Precision analysis of the proposed AmiD-DCNN algorithm

The output result’s quality was evaluated by the metrics: sensitivity and specificity. Figure 7 pictorially represented the experimental outcomes of sensitivity and specificity. It is evident from Fig. 7 that a better performance than the baseline classifiers was attained by the proposed AmiD-DCNN. 96.88% is the proposed classifier’s sensitivity which is higher than the prevailing CNN (91.91%), DBN (89.4), and DNN (86.46%). The future replica’s specificity is 96.70%, which remains better than the other algorithms. This analysis exhibits more quality output than the state-of-the-art classifiers were given by the proposed AmiD-DCNN.

Fig. 7
figure 7

Performance analysis in terms of sensitivity and specificity

During the experimental analysis for the proposed and the existing classifiers, the accuracy outcomes are given in Table 3. As the accuracy determines how accurately the outcomes are predicted, the system’s accuracy should be high as possible. Here, 96.79% is the proposed AmiD-DCNN’s accuracy, which is higher than the CNN, RNN, and DNN by 5.22%, 6.61%, and 11.39%. This exhibits that the proposed classifier is more appropriate than the baseline classifiers for LC stages classification.

Table 3 Experimental outcomes of classification accuracy

The f-measure values obtained by the proposed and the existing classifier algorithms are illustrated in Fig. 8. To give accurate outcomes, the f-measure value should be high for a better scheme. 96.88% is the AmiD-DCNN’s F-measure value, which is followed by CNN (91.91%), then RNN (90.83%), and so on.
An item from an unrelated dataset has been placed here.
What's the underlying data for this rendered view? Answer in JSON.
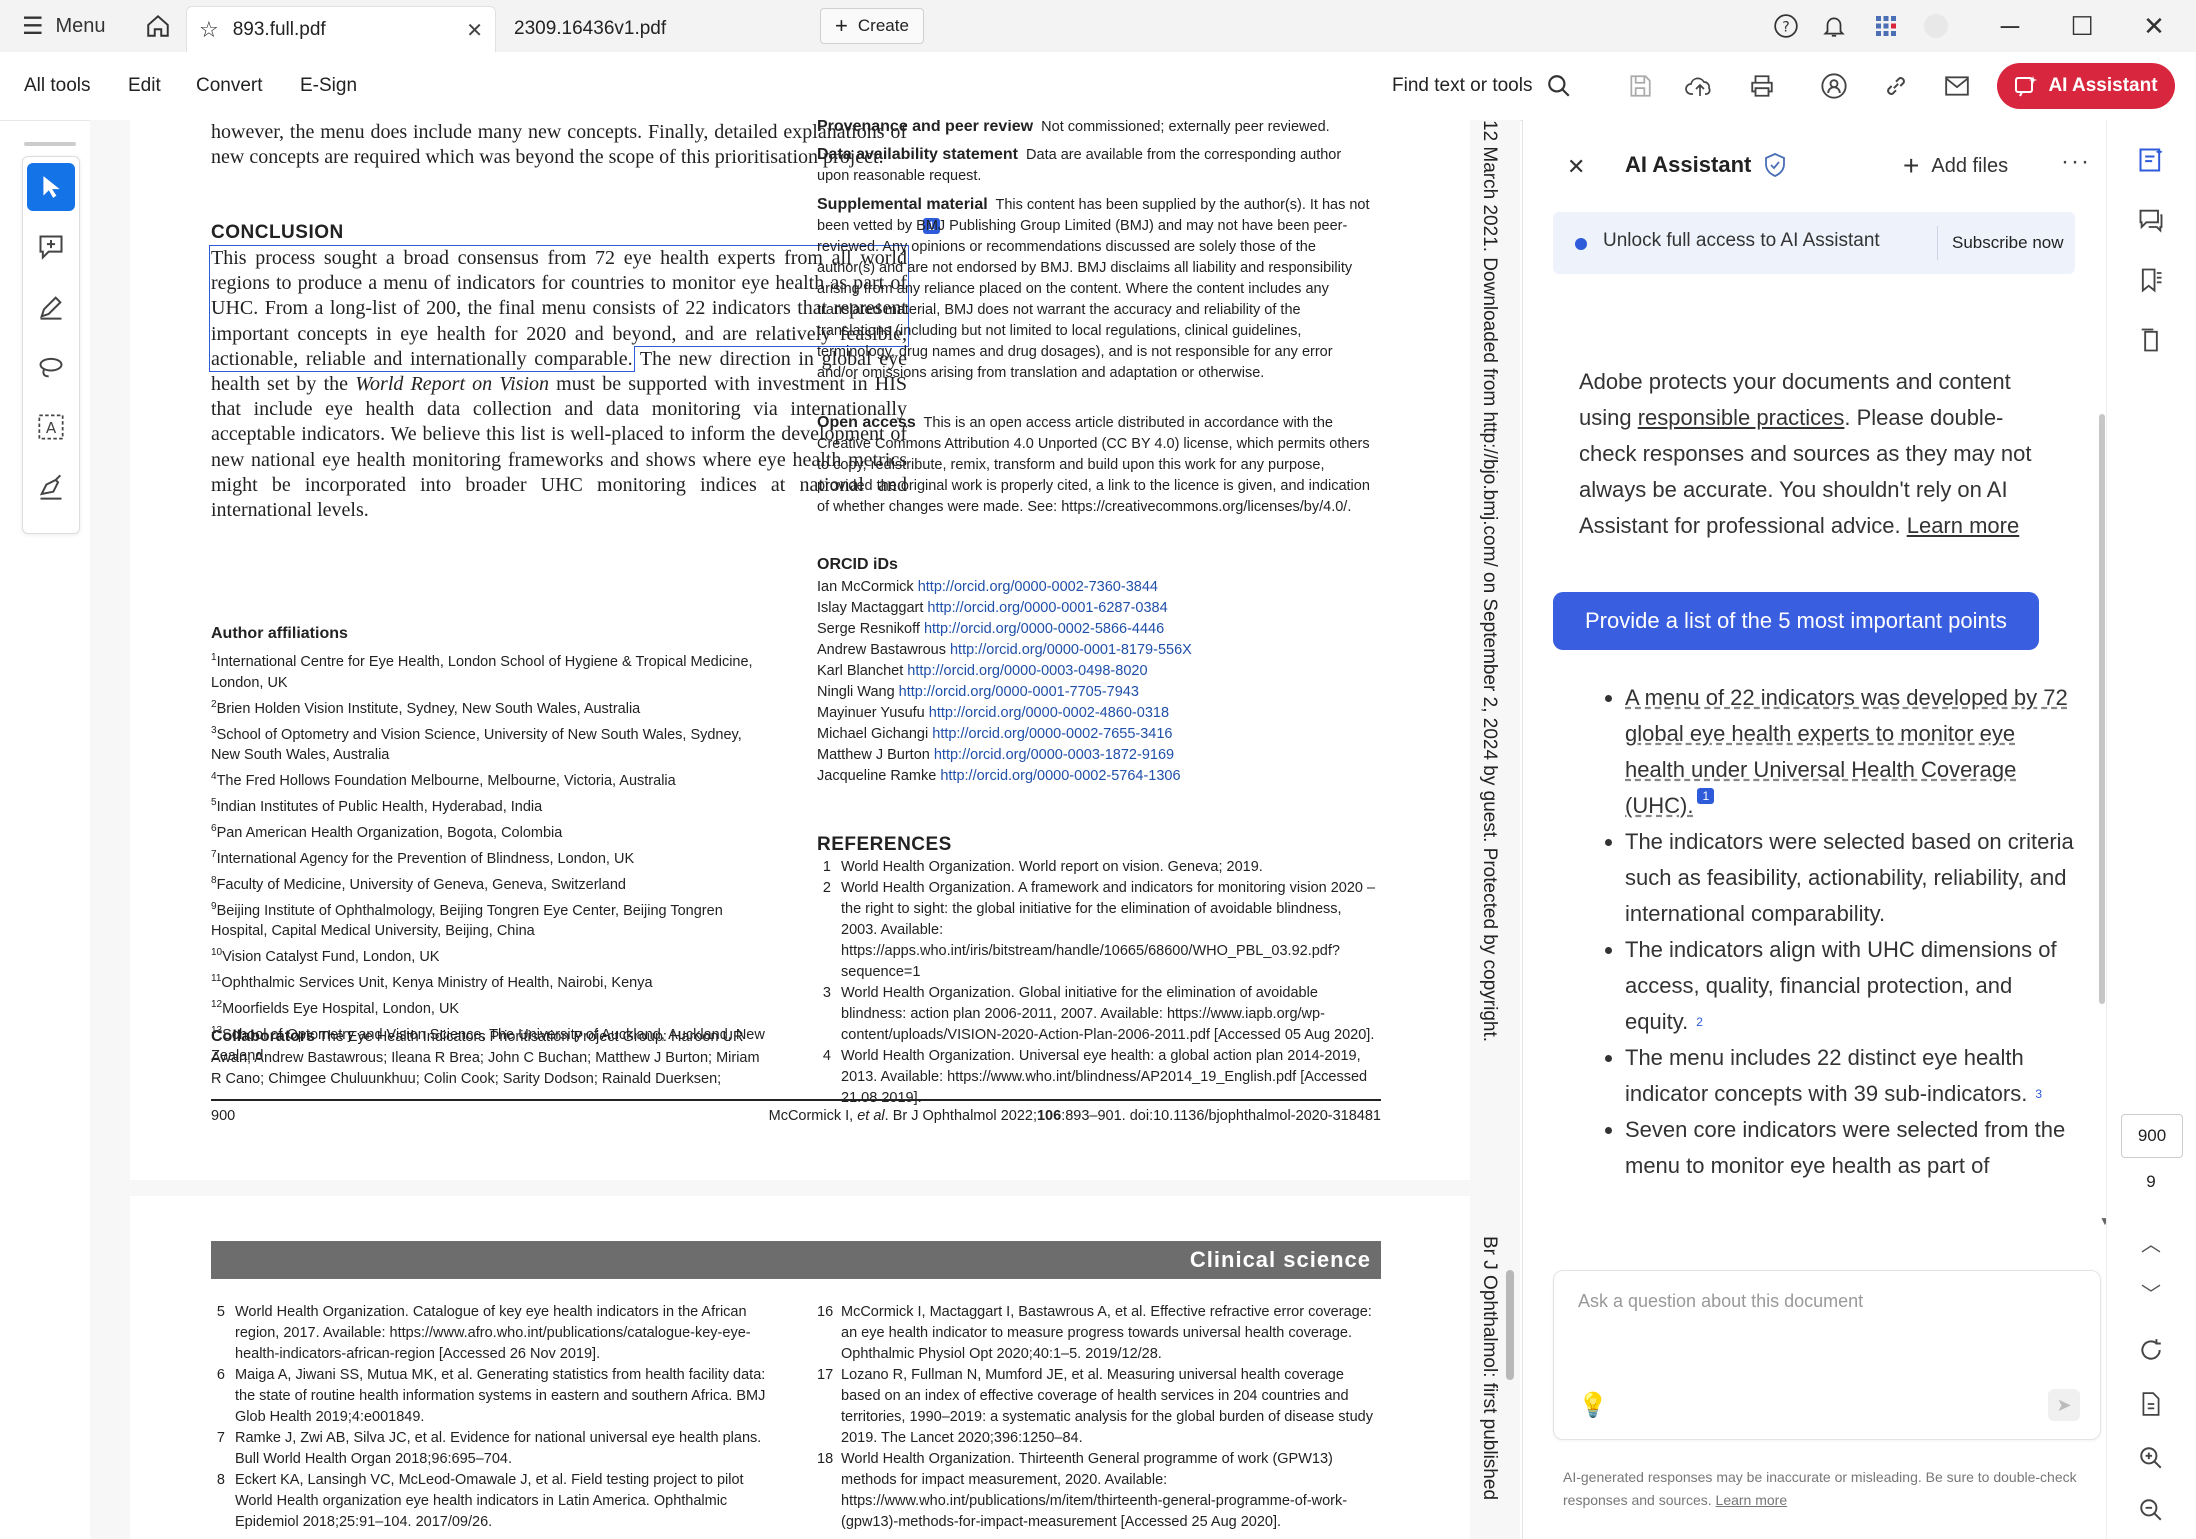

This proves that the proposed classifier predicts the output more reliably than the prevailing baseline classifiers.

Fig. 8
figure 8

F-measure analysis on the chest CT scan images dataset

4.2 Comparative analysis with the literature papers

Regarding accuracy and specificity, the future replica’s performance is analyzed now comparison with the prevailing works like CNN (Yu et al. 2020), IDNN, FPSOCNN, and DFD-Net.
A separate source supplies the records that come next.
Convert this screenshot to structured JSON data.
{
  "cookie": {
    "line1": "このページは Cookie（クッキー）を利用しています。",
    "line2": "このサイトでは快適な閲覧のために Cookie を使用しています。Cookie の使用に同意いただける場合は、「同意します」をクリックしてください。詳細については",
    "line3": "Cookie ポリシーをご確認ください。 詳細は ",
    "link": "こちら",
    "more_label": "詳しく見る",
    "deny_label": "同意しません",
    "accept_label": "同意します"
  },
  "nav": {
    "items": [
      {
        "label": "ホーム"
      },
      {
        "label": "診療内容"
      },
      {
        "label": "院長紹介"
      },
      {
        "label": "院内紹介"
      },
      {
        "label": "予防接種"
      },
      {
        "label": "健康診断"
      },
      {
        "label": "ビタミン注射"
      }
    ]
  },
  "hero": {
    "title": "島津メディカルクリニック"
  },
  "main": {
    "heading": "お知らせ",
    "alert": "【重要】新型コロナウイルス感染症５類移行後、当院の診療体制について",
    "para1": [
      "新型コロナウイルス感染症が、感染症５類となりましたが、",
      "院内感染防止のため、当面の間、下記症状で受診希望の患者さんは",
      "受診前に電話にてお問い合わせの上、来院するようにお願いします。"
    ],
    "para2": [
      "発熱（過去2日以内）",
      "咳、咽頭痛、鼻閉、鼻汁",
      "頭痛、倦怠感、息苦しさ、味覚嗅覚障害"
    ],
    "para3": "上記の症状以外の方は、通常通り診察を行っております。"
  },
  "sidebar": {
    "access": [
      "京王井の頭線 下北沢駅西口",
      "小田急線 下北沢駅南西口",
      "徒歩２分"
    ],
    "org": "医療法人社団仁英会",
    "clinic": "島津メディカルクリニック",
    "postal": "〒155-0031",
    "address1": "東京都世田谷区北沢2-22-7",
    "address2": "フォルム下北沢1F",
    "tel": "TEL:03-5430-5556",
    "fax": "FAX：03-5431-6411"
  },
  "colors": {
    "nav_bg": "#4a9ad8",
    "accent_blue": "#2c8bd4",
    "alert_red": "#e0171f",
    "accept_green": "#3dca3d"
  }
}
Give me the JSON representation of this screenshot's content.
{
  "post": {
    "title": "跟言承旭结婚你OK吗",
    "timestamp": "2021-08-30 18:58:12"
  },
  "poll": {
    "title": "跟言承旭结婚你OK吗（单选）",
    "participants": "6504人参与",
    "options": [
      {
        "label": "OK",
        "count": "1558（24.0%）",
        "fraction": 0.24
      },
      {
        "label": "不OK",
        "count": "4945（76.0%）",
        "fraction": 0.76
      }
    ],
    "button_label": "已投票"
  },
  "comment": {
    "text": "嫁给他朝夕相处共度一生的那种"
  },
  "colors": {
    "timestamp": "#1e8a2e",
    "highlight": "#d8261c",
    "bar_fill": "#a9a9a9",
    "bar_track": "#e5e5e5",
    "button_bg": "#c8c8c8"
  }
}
The proposed AmiD-DCNN algorithm’s accuracy and specificity analysis with the prevailing algorithms was unveiled in Table 4. It is seen from Table 4 that 1.22%, 3.29%, and 10.23% more accurate results than the existing FPSOCNN, IDNN, and DFD-Net models were attained by the proposed AmiD-DCNN. Thus, it can be concluded that the LC could be detected more effectively than the prevailing works by the proposed model.

Table 4 Comparative analysis of the recent works

5 Conclusion

In this paper, a novel AmiD-DCNN-founded LC organization framework is future. Here, the RU-AlexNet segmented the tumor regions, and the JQPC algorithm partitioned the patches. Finally, the data were classified by the AmiD-DCNN into the stages of LC. The proposed model’s experiential outcomes are proved as a better model than the prevailing algorithms. For instance, 94.57% was achieved by the proposed JQPC, which was far better than the compared algorithms. By achieving the average accuracy of 96.79% with less training time of 40007 ms, the proposed AmiD-DCNN classifier performance was proved. In the comparative analysis with recent works, a improved presentation stood showed through the future perfect. Aimed at LC prediction, the analyses exhibited that dominance over other models was attained by the proposed models. The LC stages were successfully classified by the proposed model. However, the risk rate was not predicted. In the future, an advanced risk prediction approach will be developed along with the proposed model grounded on the cancer-affected region.